O atestado de óbito apontou que a menininha morreu por sofrer trauma raquimedular na coluna cervical (nuca) e hemotórax bilateral (hemorragia e acúmulo de sangue entre os pulmões e a parede torácica). Exame necroscópico também mostrou que a criança sofria agressões há algum tempo e tinha ruptura cicatrizada do hímen – sinal de que sofreu violência sexual.

O padrasto responde pelo homicídio e pelo estupro. Já a mãe da menina, pelo assassinato, como o Christian, mesmo que não tenha agredido a filha, mas porque, no entendimento do MPMS (Ministério Público de Mato Grosso do Sul), ela se omitiu do dever de cuidar.

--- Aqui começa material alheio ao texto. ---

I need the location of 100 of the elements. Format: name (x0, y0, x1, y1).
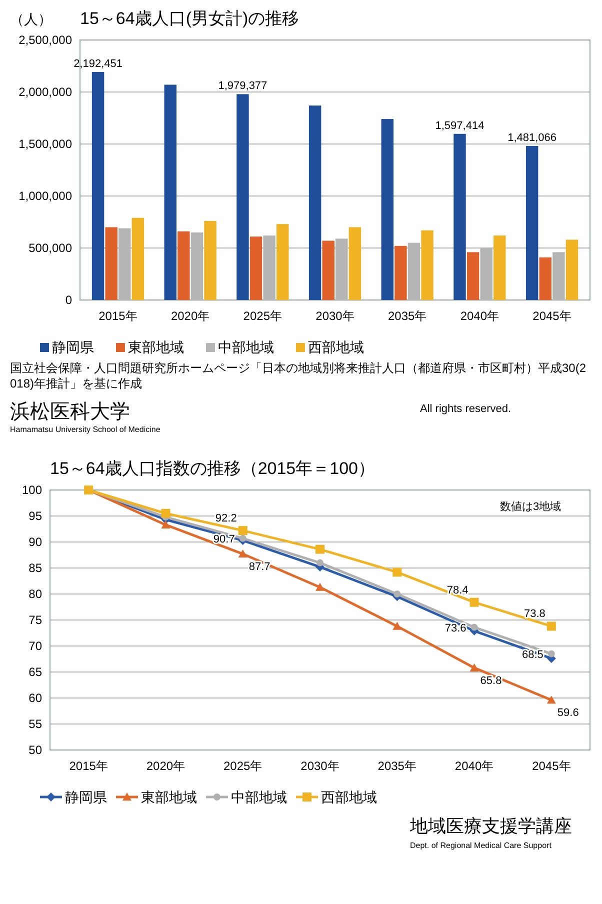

Na delegacia, Christian optou por exercer o direito ao silêncio. Já Stephanie afirmou que o companheiro batia na filha como forma de correção, mas negou que ele tivesse espancado a enteada naquele dia. Ela alega que nunca denunciou por medo do marido, já que também era vítima de violência doméstica. Os dois ainda não foram interrogados em juízo.

A morte jogou luz sob processo lento e longo que a menina protagonizou com idas frequentes à unidade de saúde, tentativa do pai em obter a guarda após suspeita de que a criança era vítima de agressão e provocou série de audiências públicas, protestos e mobilização para criação da Casa da Criança, bem como soluções ao falho sistema de proteção à criança e ao adolescente em todo o Brasil.